La "question noire" est donc le fil conducteur de ce roman, c'est certain. Et les péripéties qui s'enchaînent sur cet axe le confirment, puisque l'on suit Bob, un jeune ouvrier noir, qui veut faire sa place, être respecté, mais s'en prend plein la figure et rêve donc de vengeance... et d'amour.
Pourtant, ce même contexte du temps de guerre nous donne à observer d'autres relations que celles qui opposent les hommes noirs et les hommes blancs : les relations avec les femmes. Car le besoin de main d'oeuvre modifie aussi leur place : habituellement considérées comme quantité négligeable, elles apparaissent subitement comme des êtres munis de 2 mains, capables de tenir un tournevis, une clé anglaise ou un poste à souder (pour rappel : à la maison, les femmes n'ont pas besoin de leurs mains : il leur suffit de siffloter et le travail se fait tout seul).
Il apparaît alors bien vite que l'opposition blanc/noir et l'opposition homme/femme prennent autant de place l'une que l'autre dans ce livre, voire se combinent pour créer le noeud central de l'intrigue.

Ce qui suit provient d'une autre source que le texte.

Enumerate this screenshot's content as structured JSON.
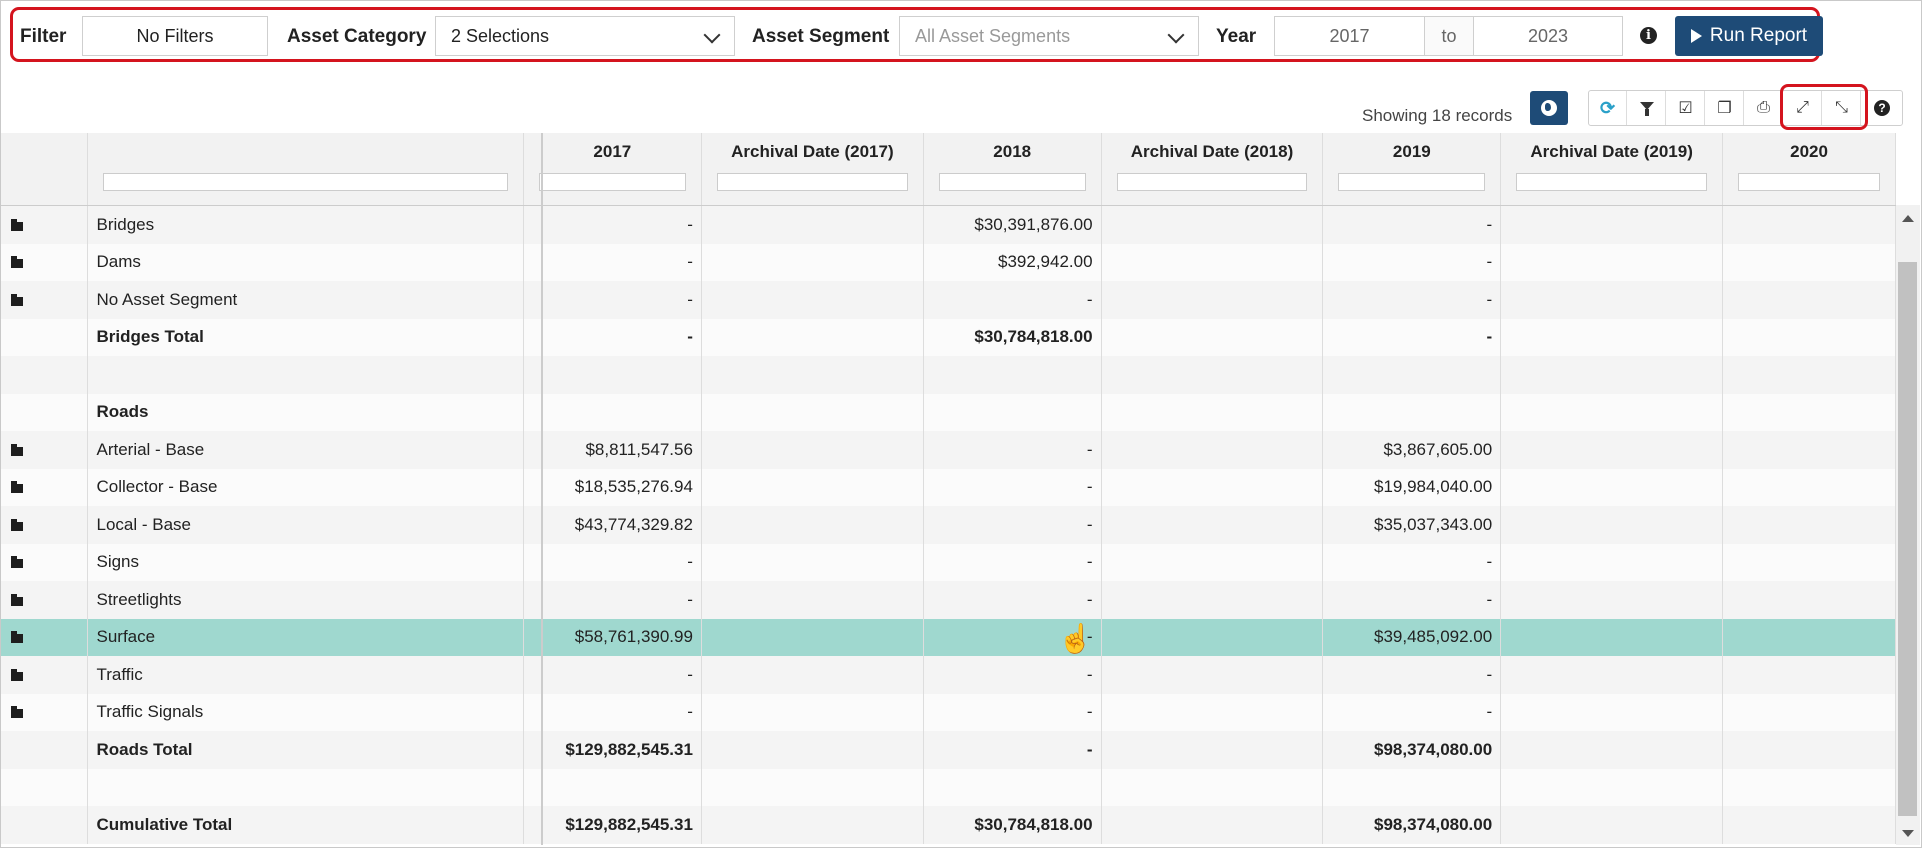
{
  "filter_bar": {
    "filter_label": "Filter",
    "filter_value": "No Filters",
    "asset_category_label": "Asset Category",
    "asset_category_value": "2 Selections",
    "asset_segment_label": "Asset Segment",
    "asset_segment_value": "All Asset Segments",
    "year_label": "Year",
    "year_from": "2017",
    "year_to_label": "to",
    "year_to": "2023",
    "info_icon": "i",
    "run_report_label": "Run Report"
  },
  "toolbar": {
    "records_text": "Showing 18 records",
    "icons": [
      "globe-icon",
      "refresh-icon",
      "filter-icon",
      "check-icon",
      "copy-icon",
      "print-icon",
      "expand-icon",
      "collapse-icon",
      "help-icon"
    ],
    "help_glyph": "?"
  },
  "grid": {
    "columns": [
      "",
      "",
      "2017",
      "Archival Date (2017)",
      "2018",
      "Archival Date (2018)",
      "2019",
      "Archival Date (2019)",
      "2020"
    ],
    "rows": [
      {
        "folder": true,
        "name": "Bridges",
        "c2017": "-",
        "c2018": "$30,391,876.00",
        "c2019": "-"
      },
      {
        "folder": true,
        "name": "Dams",
        "c2017": "-",
        "c2018": "$392,942.00",
        "c2019": "-"
      },
      {
        "folder": true,
        "name": "No Asset Segment",
        "c2017": "-",
        "c2018": "-",
        "c2019": "-"
      },
      {
        "folder": false,
        "name": "Bridges Total",
        "c2017": "-",
        "c2018": "$30,784,818.00",
        "c2019": "-",
        "bold": true
      },
      {
        "folder": false,
        "name": "",
        "c2017": "",
        "c2018": "",
        "c2019": ""
      },
      {
        "folder": false,
        "name": "Roads",
        "c2017": "",
        "c2018": "",
        "c2019": "",
        "bold": true
      },
      {
        "folder": true,
        "name": "Arterial - Base",
        "c2017": "$8,811,547.56",
        "c2018": "-",
        "c2019": "$3,867,605.00"
      },
      {
        "folder": true,
        "name": "Collector - Base",
        "c2017": "$18,535,276.94",
        "c2018": "-",
        "c2019": "$19,984,040.00"
      },
      {
        "folder": true,
        "name": "Local - Base",
        "c2017": "$43,774,329.82",
        "c2018": "-",
        "c2019": "$35,037,343.00"
      },
      {
        "folder": true,
        "name": "Signs",
        "c2017": "-",
        "c2018": "-",
        "c2019": "-"
      },
      {
        "folder": true,
        "name": "Streetlights",
        "c2017": "-",
        "c2018": "-",
        "c2019": "-"
      },
      {
        "folder": true,
        "name": "Surface",
        "c2017": "$58,761,390.99",
        "c2018": "-",
        "c2019": "$39,485,092.00",
        "selected": true
      },
      {
        "folder": true,
        "name": "Traffic",
        "c2017": "-",
        "c2018": "-",
        "c2019": "-"
      },
      {
        "folder": true,
        "name": "Traffic Signals",
        "c2017": "-",
        "c2018": "-",
        "c2019": "-"
      },
      {
        "folder": false,
        "name": "Roads Total",
        "c2017": "$129,882,545.31",
        "c2018": "-",
        "c2019": "$98,374,080.00",
        "bold": true
      },
      {
        "folder": false,
        "name": "",
        "c2017": "",
        "c2018": "",
        "c2019": ""
      },
      {
        "folder": false,
        "name": "Cumulative Total",
        "c2017": "$129,882,545.31",
        "c2018": "$30,784,818.00",
        "c2019": "$98,374,080.00",
        "bold": true
      }
    ]
  },
  "colors": {
    "accent": "#1e4b77",
    "highlight_border": "#d4141e",
    "selected_row": "#9fd8cf"
  }
}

De ce fait, parler de "question noire"en évacuant la misogynie du narrateur, c'est franchement réducteur. D'autant que notre Bob est un expert en la matière : queutard invétéré mais violemment possessif avec sa fiancée, il envisage aussi sans sourciller le viol d'une ouvrière blanche de son chantier comme technique de vengeance à l'encontre de tous les Blancs.

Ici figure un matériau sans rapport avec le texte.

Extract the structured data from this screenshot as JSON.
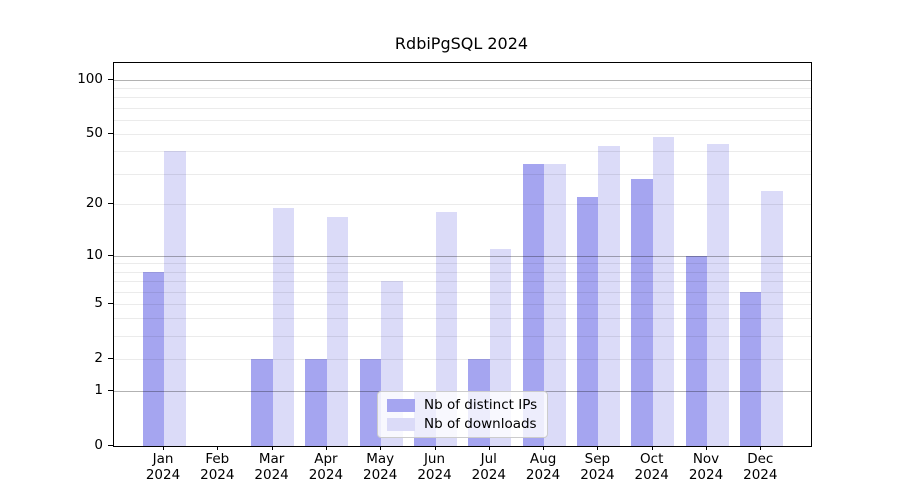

À la limite, un tel profil peut être utilisé dans un roman, si l'idée de l'auteur est de dénoncer ce genre d'attitude (mais le voulait-il?) et on peut
même se dire que Chester Himes a délibérément forcé le trait pour montrer qu'il existe des connards de toutes les couleurs. Car son Bob, méprisant et violent avec les femmes, amoureux de sa bagnole et de la bibine, crache en réalité sur tout le monde : ses employeurs, ses "amis", les syndicalistes, ses futurs beaux-parents...
Si dépeindre un protagoniste antipathique est un défi littéraire comme un autre, je trouve que ça dessert un peu le propos ici. Les regards torves et les entourloupes des Blancs contre Bob sont bien réels et révoltants, mais s'effacent un peu derrière sa violence et sa haine universelles (y compris envers les blancs qui l'aident et une jeune fille noire qui l'aime... alors que lui-même semble n'aimer que sa Buick). Il finit juste par ressembler à un beauf bas du front à fuir à tout prix.
Cela dit, bien plus ennuyeuse, voire carrément rasoir, est la succession de revirements de Bob et de quelques autres personnages au fil des pages, parfois spontanés et inexpliqués, parfois suscités par des hasards ridicules. On passe ainsi sans arrêt d'un extrême à l'autre, d'une décision à son exact opposé, de la haine violente à l'amourette cul-cul-la-praline, sans parler des demi-tours incessants dans la ville à bord de la belle Buick, pour finalement aboutir à un dénouement attendu depuis 300 pages... pour un livre qui en compte 308.
En résumé, le seul intérêt de ce roman est son contexte historique, à savoir la guerre et la ségregation... et la misogynie élevée au rang de discipline olympique, mais sûrement pas ses péripéties ni ses personnages.